[OpenCV] K-Means Tree Hyper-parameters: FLANN based Matcher

이 글은 OpenCV에서
K-Means Tree 를 중심으로
FLANN based Matcher의
하이퍼파라미터를 정리한 글임.

https://gist.github.com/dsaint31x/e06fee90d97dd177afe4e38c5b9db68c

dip_kmeans_hyperparams.ipynb

dip_kmeans_hyperparams.ipynb.
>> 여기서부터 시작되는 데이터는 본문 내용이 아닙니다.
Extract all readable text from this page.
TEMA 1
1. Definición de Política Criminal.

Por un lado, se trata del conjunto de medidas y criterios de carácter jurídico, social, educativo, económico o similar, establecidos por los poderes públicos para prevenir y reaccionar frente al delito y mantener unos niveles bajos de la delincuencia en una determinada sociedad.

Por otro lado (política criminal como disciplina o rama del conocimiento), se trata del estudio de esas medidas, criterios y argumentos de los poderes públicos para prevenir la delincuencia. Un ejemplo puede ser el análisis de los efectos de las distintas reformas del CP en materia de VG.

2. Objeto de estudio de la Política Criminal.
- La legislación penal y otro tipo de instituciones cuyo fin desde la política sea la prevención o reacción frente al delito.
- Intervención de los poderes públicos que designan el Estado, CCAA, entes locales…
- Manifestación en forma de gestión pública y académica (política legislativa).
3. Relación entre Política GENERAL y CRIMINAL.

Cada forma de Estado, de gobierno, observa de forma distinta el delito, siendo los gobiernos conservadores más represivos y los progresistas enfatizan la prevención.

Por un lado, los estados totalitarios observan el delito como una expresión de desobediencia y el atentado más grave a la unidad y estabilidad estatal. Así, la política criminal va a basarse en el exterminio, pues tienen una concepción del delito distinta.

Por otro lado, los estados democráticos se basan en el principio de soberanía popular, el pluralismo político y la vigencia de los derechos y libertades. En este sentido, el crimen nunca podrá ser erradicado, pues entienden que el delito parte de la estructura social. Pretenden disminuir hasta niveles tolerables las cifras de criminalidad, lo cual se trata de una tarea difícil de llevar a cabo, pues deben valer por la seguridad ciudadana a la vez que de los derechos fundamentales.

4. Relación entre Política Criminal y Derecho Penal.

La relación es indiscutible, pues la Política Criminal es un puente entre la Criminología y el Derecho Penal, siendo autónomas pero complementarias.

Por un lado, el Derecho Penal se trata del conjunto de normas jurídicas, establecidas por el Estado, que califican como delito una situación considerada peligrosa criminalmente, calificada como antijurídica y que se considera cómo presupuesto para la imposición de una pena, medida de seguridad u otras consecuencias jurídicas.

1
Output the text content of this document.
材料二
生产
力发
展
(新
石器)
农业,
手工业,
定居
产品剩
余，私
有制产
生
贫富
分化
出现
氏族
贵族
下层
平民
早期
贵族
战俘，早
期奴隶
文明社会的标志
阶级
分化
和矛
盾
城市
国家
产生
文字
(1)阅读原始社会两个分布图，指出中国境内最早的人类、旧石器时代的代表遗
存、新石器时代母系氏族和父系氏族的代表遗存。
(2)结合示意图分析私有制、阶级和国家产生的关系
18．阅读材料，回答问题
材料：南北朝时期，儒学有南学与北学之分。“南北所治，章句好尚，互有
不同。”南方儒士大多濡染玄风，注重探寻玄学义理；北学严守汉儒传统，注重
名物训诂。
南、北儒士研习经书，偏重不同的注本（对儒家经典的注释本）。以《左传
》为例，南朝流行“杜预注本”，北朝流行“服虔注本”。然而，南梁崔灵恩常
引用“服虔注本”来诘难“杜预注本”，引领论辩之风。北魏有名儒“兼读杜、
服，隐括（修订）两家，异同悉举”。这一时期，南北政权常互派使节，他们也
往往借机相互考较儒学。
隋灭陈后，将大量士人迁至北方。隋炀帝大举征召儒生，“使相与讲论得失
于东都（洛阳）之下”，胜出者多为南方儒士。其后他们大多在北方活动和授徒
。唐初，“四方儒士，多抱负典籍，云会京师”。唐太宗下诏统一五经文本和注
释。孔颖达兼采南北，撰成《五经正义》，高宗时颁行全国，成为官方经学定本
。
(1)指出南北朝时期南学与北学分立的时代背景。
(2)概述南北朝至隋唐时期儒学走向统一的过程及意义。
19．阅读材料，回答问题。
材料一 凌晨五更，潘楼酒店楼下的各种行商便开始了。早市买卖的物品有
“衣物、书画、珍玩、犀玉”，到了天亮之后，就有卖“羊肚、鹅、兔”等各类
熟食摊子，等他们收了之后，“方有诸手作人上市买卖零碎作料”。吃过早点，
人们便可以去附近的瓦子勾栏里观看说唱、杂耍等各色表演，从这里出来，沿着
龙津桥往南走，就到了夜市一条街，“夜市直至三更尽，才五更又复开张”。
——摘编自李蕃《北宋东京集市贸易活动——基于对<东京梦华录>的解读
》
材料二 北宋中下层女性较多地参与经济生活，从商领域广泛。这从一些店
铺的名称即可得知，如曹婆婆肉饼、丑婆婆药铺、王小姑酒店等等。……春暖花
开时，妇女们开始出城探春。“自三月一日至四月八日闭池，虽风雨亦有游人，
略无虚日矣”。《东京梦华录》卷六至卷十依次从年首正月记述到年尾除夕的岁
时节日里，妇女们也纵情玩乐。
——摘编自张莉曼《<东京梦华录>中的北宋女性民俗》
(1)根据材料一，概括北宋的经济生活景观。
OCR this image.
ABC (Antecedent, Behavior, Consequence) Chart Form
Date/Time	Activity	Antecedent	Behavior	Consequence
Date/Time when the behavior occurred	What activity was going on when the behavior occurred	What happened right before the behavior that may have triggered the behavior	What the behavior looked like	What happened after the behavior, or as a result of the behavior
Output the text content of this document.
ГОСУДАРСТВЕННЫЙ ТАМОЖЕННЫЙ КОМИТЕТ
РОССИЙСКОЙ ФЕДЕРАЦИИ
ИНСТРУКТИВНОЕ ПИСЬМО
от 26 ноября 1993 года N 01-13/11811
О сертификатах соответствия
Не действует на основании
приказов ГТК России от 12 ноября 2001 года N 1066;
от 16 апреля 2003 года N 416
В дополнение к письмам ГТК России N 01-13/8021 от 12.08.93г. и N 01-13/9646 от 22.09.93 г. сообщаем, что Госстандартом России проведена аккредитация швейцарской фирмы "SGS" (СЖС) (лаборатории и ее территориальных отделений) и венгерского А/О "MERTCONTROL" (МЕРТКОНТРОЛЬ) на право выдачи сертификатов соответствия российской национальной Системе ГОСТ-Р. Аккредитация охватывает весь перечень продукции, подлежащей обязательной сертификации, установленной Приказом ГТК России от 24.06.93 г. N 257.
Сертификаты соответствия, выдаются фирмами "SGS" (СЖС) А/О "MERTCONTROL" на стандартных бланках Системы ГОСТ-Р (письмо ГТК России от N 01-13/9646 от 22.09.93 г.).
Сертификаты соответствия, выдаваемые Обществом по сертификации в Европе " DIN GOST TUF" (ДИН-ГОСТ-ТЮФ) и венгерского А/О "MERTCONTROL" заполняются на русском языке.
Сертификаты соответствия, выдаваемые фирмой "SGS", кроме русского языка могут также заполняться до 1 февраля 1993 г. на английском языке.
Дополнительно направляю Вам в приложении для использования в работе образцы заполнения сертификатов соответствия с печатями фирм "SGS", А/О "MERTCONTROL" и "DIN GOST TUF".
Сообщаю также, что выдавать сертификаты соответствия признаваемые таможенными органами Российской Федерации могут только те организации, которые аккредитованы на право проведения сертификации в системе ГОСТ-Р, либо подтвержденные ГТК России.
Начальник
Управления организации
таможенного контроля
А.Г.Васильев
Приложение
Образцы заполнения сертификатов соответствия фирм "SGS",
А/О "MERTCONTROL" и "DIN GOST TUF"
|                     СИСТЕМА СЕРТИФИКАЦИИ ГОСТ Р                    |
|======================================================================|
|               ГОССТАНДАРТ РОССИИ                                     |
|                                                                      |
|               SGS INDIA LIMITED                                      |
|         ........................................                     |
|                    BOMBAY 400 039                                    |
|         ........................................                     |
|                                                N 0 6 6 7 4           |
GitHub Gist: instantly share code, notes, and snippets.

gist.github.com

1. K-Means Tree란

K-Means Tree는

OpenCV의 FLANN (Fast Library for Approximate Nearest Neighbors)에서
사용 가능한 고속 근사 검색 알고리즘 중 하나.

K-Means Tree는

대규모 및 고차원 데이터에서 효율적으로 검색할 수 있도록 설계되었으며,
하이퍼파라미터 조정을 통해 성능을 최적화할 수 있음

2. OpenCV 구현물

OpenCV에서는 다음의

Index Parameters 와
Search Parameters로

K-Means Tree의 Hyper-parameters 를 설정.

2-1.Index Parameters

index_params는 K-Means Tree 생성 방식을 정의하는 주요설정.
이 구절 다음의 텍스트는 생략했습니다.